Em São Paulo, o sinal mais nítido de que a imprensa passou a agir conjuntamente para afastar Jango foi a aproximação, às vésperas do golpe, dos arqui-inimigos Assis Chateaubriand e Júlio de Mesquita Filho, dono do jornal O Estado de S. Paulo.
A diferença na atitude dos principais veículos limitou-se ao nível de engajamento de seus proprietários. Se quase todos franquearam as páginas dos jornais aos propósitos golpistas, houve quem fosse além, abrindo as portas de seus gabinetes aos conspiradores.
Mesquita foi além do apoio editorial do Estadão, então o principal jornal de São Paulo. Em janeiro de 1962, mais de dois anos antes do golpe, recebeu na sede do matutino um general –Orlando Geisel, irmão do futuro presidente Ernesto Geisel – que o sondou sobre a ideia de instaurar uma ditadura. A resposta é uma carta intitulada “Roteiro da revolução”, que exorta os militares a intervir.
Mais tarde, sairia da sala de Mesquita um documento em tudo semelhante a um ato institucional, prevendo até a suspensão temporária de garantias constitucionais.
Quanto à Folha, teve influência relativamente menor –do tamanho de sua importância na época. A empresa que edita o jornal havia sido comprada em 1962 por Octavio Frias de Oliveira e Carlos Caldeira Filho, e os empresários trabalhavam para saná-la financeiramente antes de investir no setor editorial.
No discurso, porém a Folha não se distinguia da concorrência. Contribuía para a difusão de teses antipopulistas e conclamava as elites à ação coordenada, com um tom cada vez mais alto. O jornal trabalhava com a hipótese de que Jango pretendia dar um golpe ou realizar uma manobra continuísta.
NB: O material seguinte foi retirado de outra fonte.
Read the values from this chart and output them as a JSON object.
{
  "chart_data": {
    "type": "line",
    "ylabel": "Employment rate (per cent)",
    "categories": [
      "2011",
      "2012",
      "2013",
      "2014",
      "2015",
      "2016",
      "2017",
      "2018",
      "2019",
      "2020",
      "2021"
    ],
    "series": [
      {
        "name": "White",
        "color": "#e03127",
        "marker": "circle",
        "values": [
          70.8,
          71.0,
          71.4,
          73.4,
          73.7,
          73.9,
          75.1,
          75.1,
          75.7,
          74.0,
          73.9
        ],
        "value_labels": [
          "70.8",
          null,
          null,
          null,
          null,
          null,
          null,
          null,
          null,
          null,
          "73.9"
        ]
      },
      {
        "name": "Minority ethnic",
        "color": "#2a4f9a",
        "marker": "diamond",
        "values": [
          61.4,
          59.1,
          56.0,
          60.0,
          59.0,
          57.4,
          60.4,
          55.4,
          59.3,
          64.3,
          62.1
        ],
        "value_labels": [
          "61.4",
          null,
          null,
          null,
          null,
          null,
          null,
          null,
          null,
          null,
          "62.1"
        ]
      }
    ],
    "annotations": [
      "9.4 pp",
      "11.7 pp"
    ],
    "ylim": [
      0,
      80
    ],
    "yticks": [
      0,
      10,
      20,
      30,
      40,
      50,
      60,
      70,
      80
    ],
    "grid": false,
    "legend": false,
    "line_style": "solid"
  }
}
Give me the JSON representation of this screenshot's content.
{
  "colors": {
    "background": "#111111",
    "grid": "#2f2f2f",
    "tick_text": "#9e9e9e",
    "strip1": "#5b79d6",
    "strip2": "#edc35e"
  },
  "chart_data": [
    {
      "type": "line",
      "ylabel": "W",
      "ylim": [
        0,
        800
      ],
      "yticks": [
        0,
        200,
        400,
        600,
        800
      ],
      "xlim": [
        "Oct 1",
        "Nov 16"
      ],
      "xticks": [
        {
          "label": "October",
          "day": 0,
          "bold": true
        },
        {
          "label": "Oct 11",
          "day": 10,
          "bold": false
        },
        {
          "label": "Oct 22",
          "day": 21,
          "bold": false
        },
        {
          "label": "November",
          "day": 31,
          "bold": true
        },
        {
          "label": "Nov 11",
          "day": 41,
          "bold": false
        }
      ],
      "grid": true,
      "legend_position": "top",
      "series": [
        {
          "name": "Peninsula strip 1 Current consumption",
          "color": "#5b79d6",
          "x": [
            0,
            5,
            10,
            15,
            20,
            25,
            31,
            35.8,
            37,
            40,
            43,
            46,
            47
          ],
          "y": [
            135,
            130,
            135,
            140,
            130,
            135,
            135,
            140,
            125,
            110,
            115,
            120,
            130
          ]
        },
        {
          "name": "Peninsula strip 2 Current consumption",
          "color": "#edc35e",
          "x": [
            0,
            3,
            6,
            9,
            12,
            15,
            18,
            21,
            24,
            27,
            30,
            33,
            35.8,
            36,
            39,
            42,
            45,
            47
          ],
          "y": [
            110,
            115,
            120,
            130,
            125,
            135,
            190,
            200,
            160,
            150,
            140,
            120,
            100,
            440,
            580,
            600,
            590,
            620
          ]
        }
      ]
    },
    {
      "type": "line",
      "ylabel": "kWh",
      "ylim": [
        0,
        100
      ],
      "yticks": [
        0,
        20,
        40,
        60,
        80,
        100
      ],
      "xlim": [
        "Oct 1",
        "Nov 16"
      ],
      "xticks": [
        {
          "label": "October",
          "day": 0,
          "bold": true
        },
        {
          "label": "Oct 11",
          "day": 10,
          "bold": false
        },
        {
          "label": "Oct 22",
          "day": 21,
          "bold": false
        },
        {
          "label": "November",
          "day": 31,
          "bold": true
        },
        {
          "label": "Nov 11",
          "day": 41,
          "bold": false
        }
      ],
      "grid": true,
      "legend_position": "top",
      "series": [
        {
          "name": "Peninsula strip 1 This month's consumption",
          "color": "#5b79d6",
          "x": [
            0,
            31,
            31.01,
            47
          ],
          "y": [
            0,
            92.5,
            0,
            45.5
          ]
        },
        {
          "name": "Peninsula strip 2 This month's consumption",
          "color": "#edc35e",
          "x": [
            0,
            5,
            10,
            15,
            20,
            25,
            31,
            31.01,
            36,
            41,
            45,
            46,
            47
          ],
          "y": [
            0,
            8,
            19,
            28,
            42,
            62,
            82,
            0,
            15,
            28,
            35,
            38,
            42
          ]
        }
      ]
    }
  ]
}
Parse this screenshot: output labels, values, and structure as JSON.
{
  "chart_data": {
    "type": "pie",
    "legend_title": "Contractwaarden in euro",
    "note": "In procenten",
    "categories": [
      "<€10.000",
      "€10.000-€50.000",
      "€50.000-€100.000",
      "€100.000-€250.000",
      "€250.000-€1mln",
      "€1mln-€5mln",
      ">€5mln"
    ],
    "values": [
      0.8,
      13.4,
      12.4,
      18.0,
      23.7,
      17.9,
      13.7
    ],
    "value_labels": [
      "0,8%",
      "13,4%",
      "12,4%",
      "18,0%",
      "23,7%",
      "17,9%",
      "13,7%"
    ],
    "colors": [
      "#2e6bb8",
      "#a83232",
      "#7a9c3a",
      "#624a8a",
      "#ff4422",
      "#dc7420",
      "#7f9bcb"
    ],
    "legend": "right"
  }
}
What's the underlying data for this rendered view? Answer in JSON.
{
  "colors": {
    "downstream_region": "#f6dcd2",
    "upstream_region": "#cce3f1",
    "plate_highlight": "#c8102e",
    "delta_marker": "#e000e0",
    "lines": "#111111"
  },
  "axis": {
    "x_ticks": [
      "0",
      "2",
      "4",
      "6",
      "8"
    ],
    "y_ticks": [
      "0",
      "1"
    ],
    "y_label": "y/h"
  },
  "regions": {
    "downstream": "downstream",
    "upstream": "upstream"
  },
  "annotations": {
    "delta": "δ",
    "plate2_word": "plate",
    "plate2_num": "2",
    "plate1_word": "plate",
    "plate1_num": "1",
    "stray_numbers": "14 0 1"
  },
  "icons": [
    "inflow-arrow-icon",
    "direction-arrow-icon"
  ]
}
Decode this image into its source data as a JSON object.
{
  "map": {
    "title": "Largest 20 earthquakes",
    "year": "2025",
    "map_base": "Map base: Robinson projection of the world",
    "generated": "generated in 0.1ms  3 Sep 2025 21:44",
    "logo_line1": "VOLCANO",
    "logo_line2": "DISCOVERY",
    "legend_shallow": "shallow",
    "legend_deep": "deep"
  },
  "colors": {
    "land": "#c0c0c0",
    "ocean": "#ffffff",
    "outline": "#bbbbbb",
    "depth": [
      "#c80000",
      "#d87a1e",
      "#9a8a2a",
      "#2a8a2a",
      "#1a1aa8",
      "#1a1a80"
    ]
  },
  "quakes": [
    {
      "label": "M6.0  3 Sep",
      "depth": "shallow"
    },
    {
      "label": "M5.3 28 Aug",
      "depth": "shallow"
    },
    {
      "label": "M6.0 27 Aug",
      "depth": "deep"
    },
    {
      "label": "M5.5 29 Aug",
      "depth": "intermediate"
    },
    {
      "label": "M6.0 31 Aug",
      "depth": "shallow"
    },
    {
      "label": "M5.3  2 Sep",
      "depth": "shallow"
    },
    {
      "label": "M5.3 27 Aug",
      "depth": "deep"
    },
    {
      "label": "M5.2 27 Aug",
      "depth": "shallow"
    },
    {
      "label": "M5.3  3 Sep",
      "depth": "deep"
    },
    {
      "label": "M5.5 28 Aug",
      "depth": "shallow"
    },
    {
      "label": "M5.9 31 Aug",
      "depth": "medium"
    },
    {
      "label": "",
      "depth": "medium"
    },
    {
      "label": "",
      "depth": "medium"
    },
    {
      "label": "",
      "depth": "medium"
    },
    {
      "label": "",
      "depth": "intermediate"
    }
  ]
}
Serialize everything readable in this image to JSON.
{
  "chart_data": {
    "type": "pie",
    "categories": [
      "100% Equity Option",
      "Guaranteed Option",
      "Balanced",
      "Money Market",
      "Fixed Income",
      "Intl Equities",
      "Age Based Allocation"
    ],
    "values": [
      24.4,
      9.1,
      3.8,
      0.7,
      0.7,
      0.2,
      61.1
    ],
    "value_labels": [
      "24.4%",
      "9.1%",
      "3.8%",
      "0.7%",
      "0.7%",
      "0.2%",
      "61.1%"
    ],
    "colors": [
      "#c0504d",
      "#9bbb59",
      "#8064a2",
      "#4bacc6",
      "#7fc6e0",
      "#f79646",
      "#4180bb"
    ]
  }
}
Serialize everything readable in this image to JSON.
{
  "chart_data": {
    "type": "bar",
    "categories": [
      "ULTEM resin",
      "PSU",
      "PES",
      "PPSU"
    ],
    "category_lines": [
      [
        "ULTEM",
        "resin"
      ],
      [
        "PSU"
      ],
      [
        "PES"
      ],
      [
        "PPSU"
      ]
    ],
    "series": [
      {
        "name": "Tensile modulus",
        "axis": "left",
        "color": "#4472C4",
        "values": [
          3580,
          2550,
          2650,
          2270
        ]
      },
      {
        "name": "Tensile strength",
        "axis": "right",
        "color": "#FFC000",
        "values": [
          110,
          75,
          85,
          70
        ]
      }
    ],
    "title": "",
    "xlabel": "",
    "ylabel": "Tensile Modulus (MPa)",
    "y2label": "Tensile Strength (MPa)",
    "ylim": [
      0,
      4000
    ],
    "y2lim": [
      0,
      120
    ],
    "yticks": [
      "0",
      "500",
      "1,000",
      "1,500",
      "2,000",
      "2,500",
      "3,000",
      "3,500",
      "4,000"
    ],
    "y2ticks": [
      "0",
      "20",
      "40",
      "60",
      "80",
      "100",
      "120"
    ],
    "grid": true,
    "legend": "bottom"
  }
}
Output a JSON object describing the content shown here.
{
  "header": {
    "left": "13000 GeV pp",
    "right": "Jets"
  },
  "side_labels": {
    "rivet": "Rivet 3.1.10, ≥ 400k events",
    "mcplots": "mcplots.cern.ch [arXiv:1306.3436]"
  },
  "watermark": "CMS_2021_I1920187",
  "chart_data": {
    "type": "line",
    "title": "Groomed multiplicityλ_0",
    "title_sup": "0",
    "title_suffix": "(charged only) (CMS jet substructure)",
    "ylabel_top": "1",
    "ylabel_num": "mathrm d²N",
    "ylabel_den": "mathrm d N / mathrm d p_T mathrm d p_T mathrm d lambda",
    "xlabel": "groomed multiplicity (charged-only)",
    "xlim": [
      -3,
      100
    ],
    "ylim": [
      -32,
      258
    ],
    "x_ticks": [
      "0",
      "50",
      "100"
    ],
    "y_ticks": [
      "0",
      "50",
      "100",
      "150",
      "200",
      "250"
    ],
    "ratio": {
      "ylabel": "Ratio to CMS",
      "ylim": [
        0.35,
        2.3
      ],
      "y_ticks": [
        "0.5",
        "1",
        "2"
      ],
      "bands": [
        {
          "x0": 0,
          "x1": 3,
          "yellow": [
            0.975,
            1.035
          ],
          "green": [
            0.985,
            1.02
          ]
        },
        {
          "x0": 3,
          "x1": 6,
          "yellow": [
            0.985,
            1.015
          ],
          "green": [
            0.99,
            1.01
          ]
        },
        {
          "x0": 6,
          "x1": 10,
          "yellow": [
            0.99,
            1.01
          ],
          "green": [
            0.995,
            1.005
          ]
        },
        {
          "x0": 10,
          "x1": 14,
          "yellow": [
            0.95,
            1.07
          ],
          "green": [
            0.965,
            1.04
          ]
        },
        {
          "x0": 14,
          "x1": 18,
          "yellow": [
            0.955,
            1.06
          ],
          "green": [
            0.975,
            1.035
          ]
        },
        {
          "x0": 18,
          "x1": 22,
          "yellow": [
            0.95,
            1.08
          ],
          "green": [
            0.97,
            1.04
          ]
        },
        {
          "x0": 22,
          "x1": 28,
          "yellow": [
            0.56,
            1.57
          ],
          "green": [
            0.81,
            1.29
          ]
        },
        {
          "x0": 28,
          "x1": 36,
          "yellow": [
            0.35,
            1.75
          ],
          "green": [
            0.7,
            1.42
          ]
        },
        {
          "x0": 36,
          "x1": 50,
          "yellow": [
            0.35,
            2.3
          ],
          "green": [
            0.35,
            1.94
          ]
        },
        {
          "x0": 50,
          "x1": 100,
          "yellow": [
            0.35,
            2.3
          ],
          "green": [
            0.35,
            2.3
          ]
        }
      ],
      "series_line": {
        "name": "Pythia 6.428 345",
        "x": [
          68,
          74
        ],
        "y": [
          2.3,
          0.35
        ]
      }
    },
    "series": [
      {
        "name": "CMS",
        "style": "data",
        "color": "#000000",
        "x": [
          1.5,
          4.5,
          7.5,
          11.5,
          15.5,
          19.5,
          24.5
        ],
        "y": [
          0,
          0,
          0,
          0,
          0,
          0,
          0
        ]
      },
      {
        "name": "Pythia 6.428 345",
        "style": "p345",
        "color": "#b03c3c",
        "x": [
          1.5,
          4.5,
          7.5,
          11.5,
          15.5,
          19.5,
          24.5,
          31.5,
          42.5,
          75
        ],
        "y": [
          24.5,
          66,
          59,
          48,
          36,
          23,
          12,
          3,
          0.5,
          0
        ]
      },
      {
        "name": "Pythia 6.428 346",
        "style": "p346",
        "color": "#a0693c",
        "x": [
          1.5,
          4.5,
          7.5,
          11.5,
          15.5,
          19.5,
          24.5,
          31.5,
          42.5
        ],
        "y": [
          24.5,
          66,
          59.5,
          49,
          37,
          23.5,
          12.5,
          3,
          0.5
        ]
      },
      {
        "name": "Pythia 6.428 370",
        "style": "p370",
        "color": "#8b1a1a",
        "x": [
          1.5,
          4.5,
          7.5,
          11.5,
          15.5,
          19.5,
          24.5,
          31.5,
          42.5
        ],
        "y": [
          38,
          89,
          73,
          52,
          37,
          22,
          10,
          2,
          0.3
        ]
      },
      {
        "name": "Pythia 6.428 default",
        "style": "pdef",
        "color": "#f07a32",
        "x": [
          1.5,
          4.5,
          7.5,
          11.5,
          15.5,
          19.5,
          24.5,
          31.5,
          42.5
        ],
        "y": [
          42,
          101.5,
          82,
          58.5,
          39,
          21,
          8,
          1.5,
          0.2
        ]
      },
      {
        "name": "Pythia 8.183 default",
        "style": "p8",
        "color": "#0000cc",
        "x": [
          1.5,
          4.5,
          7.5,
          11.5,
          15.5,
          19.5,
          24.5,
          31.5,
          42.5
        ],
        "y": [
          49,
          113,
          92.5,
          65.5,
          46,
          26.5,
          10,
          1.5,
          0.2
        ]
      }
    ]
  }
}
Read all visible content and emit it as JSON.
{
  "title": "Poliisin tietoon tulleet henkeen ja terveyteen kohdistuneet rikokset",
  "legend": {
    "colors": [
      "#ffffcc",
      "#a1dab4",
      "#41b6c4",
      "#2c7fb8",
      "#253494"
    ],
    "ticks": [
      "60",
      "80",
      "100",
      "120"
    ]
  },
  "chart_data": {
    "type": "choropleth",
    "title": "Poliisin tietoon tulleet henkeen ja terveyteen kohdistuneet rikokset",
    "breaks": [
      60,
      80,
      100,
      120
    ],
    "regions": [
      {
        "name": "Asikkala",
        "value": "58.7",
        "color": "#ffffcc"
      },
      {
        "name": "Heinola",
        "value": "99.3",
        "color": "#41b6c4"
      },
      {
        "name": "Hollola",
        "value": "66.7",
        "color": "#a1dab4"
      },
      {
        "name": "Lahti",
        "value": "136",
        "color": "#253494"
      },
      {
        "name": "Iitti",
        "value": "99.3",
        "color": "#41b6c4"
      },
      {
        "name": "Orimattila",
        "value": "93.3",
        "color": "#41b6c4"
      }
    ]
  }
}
A deposição do presidente contou até com a criação de um jornal popular para fazer contraponto ao Última Hora. Foi o Notícias Populares, que nasceu em outubro de 1963 financiado por Herbert Levy, um político da UDN (União Democrática Nacional), o principal partido de oposição a Goulart. Anos depois, já sem essa função, o NP seria incorporado ao Grupo Folha.
Ao longo das duas décadas de ditadura militar, os veículos sofreram censura, passaram a criticar o governo e, sobretudo após a redemocratização, se penitenciaram por terem apoiado o golpe.